Crabgrass (Digitaria spp.) is a common weed of warm- and cool-season turfgrasses. A survey of the southern United States conducted by Webster (2000) ranked crabgrass as the most common turfgrass weed in 10 of 12 southern states. Compared with desirable turfgrass species such as bermudagrass (Cynodon spp.) or tall fescue (Lolium arundinaceum Schreb.), the light green color and coarse texture of crabgrass foliage can reduce overall turf quality (Hall et al., 1994). PRE herbicides such as dithiopyr, indaziflam, oxadiazon, prodiamine, and pendimethalin are labeled for selective control of smooth crabgrass (Digitaria ischaemum Schreb.) and large crabgrass [Digitaria sanguinalis (L.) Scop.] in turf (Anonymous, 2012a, 2012b, 2012c, 2007, 2009).

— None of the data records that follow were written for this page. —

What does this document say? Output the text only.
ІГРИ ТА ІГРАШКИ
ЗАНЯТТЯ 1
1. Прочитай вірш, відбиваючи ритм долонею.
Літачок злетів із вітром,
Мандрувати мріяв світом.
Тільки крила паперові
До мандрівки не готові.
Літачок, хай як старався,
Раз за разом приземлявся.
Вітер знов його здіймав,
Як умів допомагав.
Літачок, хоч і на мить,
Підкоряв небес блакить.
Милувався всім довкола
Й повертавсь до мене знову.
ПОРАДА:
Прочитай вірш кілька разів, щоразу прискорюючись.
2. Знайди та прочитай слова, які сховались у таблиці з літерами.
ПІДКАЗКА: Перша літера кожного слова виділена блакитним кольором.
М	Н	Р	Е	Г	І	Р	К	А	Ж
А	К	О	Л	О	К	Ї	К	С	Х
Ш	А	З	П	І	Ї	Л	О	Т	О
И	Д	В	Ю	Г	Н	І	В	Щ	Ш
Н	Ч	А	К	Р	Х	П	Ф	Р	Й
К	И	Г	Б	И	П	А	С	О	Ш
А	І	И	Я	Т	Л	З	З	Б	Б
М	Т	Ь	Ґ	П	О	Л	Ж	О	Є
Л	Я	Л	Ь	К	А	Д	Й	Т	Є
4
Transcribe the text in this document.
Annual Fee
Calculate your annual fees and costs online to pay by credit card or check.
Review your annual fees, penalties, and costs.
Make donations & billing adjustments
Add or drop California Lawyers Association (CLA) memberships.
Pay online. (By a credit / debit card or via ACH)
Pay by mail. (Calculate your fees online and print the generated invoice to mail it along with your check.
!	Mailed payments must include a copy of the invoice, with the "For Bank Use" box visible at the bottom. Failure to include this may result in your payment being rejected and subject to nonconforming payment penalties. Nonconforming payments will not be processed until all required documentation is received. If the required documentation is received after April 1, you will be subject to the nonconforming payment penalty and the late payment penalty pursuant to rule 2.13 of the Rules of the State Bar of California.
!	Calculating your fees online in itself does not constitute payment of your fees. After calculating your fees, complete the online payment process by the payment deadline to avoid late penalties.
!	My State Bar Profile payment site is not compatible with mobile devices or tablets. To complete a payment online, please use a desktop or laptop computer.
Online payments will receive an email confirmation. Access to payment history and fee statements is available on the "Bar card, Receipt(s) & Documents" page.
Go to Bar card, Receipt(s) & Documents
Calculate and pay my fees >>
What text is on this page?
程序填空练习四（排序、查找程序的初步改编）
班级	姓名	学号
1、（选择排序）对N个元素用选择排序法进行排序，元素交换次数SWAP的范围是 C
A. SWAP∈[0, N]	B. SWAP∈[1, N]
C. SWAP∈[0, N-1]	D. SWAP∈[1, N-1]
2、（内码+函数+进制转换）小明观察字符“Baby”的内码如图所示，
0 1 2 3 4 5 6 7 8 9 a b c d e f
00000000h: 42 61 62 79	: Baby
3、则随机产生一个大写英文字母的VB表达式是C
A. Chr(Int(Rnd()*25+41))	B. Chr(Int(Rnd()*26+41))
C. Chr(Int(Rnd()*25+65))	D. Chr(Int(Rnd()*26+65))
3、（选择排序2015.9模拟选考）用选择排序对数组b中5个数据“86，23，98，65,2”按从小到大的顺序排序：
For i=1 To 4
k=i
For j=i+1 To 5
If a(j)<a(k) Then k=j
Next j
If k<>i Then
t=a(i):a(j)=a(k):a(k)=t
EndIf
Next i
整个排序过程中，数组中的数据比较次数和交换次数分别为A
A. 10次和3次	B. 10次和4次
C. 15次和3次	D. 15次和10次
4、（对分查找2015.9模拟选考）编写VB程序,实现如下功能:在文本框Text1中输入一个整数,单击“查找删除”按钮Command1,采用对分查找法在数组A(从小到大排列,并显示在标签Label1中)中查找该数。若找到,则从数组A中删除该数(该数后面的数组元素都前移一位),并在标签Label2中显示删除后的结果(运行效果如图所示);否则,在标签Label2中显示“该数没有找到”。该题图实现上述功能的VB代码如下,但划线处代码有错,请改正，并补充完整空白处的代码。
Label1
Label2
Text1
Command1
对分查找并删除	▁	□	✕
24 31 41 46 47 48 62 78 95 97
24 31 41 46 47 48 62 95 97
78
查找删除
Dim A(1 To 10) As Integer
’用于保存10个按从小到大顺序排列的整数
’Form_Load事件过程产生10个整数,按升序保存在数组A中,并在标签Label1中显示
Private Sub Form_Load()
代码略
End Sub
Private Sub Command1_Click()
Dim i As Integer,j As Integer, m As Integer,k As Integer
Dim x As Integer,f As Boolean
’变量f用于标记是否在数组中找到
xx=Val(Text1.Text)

Previous research has reported reductions in crabgrass cover by increasing turf mowing height. Specifically, Dernoeden et al. (1993) reported ≈3% smooth crabgrass cover in non-treated tall fescue mowed at 8.8 cm compared with 40% and 80% smooth crabgrass cover in plots mowed at 5.5 and 3.2 cm, respectively, at the conclusion of a 3-year study. Reductions in smooth crabgrass cover with increased mowing height have been observed in other cool-season turfgrass species, including kentucky bluegrass (Poa pratensis L.), tall fescue, perennial ryegrass (Lolium perenne L.), and several fine fescue species (Festuca spp.) (Debels et al., 2012; Dernoeden et al., 1998; Dunn et al., 1981; Jagschitz and Ebdon, 1985; Voigt et al., 2001). To date, minimal information has been published regarding effects of mowing height on crabgrass cover in warm-season turfgrass species such as common bermudagrass (Cynodon dactylon L.) (Callahan, 1978; Hoyle et al., 2014).
Integrated pest management has been defined as the thoughtful combination of multiple approaches such as synthetic chemical applications and cultural practices to control pests (Busey, 2003). Although the efficacy of PRE herbicides for crabgrass control and effects of mowing height on crabgrass incidence have been studied, research exploring the integration of these two practices is limited. Dernoeden et al. (1993) monitored smooth crabgrass cover after applications of dithiopyr and pendimethalin to tall fescue turf maintained at 8.8, 5.5, and 3.2 cm. Herbicide rates were reduced by 50% at the end of the 3-year study and plots mowed at 5.5 and 8.8 cm did not require a herbicide in the final year of the experiment. Smooth crabgrass cover in dithiopyr- or pendimethalin-treated plots was similar (3% or less) during the first 2 years of the study, regardless of mowing height. However, in the third year, smooth crabgrass cover was greater in tall fescue turf mowed at 3.2 and 5.5 cm than 8.8 cm after pendimethalin or dithiopyr application. The researchers concluded that annual dithiopyr or pendimethalin applications at labeled rates would be required when mowing tall fescue at 3.2 and 5.5 cm. However, reduced rates and less frequent applications of these herbicides could provide acceptable turf quality when mowing height was increased to 8.8 cm.
Changes in common bermudagrass mowing height may affect the efficacy of PRE herbicides labeled for crabgrass control. However, minimal data have been published regarding integrated programs for managing crabgrass infestations using PRE herbicides in combination with mowing height adjustment. Therefore, the objective of this research was to determine the effect of mowing height on the efficacy of several PRE herbicides labeled for crabgrass control in common bermudagrass turf.